I mean, I’ve known some actors who, if they have to develop some sort of antipathy toward another person, they’ll deliberately stay away from that person during the filming. They will not act friendly toward that person. I mean, OK, you’ll behave in a professional manner. But you’re not going to have a drink with that person. You’re not going to go have dinner with them.
I’m not that way. I can turn it on, or turn it off. But with Diane, I think there was this thing where we got along immediately, we made each other laugh. And there was this kind of teasing, joking, that just happens to be in our natures. And that helped us get to know each other.
CM: See, that’s why they give you guys the big bucks and the Oscars. You two can pull off stuff like that.
KK: [Laughs] It’s funny: Filmmaking can be a very intimate thing. And you can be in situations where suddenly it’s, “Hi. I’m playing your lover. Nice to meet you. The bed’s over here.”
I can remember, that’s how it was in Dave. Laura Linney – I think it might have been her first picture – she had to come in and get naked. She was the secretary of the President that he was having this affair with. And, again, it was like, “Hi, nice to meet you.” We wound up joking about it.

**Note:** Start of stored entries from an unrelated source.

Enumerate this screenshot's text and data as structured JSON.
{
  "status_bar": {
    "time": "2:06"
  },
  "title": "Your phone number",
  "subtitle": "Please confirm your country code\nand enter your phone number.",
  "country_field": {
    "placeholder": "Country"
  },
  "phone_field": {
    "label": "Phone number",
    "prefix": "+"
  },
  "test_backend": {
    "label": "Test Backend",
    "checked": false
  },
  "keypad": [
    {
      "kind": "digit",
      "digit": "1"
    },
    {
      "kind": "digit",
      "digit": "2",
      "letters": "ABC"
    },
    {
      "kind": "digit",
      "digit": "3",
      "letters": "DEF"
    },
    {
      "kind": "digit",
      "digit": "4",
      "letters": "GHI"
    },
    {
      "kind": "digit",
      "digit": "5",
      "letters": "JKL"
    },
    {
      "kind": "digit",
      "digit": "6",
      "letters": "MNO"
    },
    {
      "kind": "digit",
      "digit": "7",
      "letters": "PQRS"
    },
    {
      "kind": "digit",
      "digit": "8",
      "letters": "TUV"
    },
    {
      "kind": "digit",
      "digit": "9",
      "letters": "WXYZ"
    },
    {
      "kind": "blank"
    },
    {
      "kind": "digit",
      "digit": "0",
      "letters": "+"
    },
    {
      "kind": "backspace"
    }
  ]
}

That’s kind of a gross example. But the emotional intimacy that is sometimes required when you’ve just met the person, or only met them the day before – that’s weird. And that’s part of the job. You have to be emotionally naked with someone you’ve just met. I don’t know what brings that out. Maybe it’s exhibitionism, or some strange aberration. Or just a genuine ability to connect with people.
I don’t what it is. But Diane and I had it.